The Kernel on all our machines is 2.4.9-e16smp.
The system load high neither the memory usage is not very. Since the system is
not yet in production. With this problem we cannot use the machines in
3 other dual Pentium 3 without a raid (extern) are working just fine without
The cluster logs and syslogs are not giving any hints.
Next time the machines are hanging I'll try to get some dumps. Netdump is not
possible since the network adapters are not supported.
Is this still a problem with the latest AS2.1 kernel errata, e.24?
We haven't upgraded the kernel because we are in the middle of a release cycle.
We'll do a kernel upgrade towards the end of july. Since I'll be on vacation
then, I probably won't be able to answer this question until the middle of august.
Jorit, if you can answer this before that, please do.

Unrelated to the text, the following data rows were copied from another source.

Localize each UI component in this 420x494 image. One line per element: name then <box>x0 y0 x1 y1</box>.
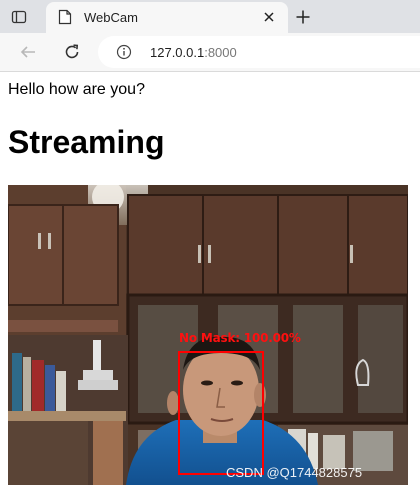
info-icon[interactable] <box>116 44 132 60</box>
tab-title: WebCam <box>84 10 138 25</box>
webcam-stream: No Mask: 100.00% CSDN @Q1744828575 <box>8 185 408 485</box>
page-icon <box>58 9 72 25</box>
watermark-text: CSDN @Q1744828575 <box>226 465 363 480</box>
address-bar[interactable]: 127.0.0.1:8000 <box>98 36 420 68</box>
detection-label: No Mask: 100.00% <box>179 331 301 345</box>
refresh-icon[interactable] <box>60 40 84 64</box>
page-heading: Streaming <box>8 124 165 160</box>
tab-strip: WebCam <box>0 0 420 33</box>
face-detection-box <box>178 351 264 475</box>
arrow-left-icon[interactable] <box>16 40 40 64</box>
url-text[interactable]: 127.0.0.1:8000 <box>150 45 237 60</box>
url-port: :8000 <box>204 45 237 60</box>
url-host: 127.0.0.1 <box>150 45 205 60</box>
close-icon[interactable] <box>261 9 277 25</box>
browser-tab[interactable]: WebCam <box>46 2 288 33</box>
greeting-text: Hello how are you? <box>8 81 145 98</box>
plus-icon[interactable] <box>292 6 314 28</box>
browser-toolbar: 127.0.0.1:8000 <box>0 33 420 72</box>
tab-actions-icon[interactable] <box>8 6 30 28</box>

The 'problem' has been removed by no longer using the cluster software. I'm
sorry I cannot help.
The solution now used is a simple heartbeat between the two machines and it
I just tried my stress test over night, and the machine was fine when
I got back to work this morning.
I'm running kernel 2.4.9-e.34smp.
Created attachment 102780 [details]
This is the stress test I used. Don't know what's necessary, but to bring my
system to its knees I ran two instances of it in parallell (sp?), thusly:
while true ; do date ; ./oom ; done
That doesn't bring my system down any more, but I'm attaching it for reference.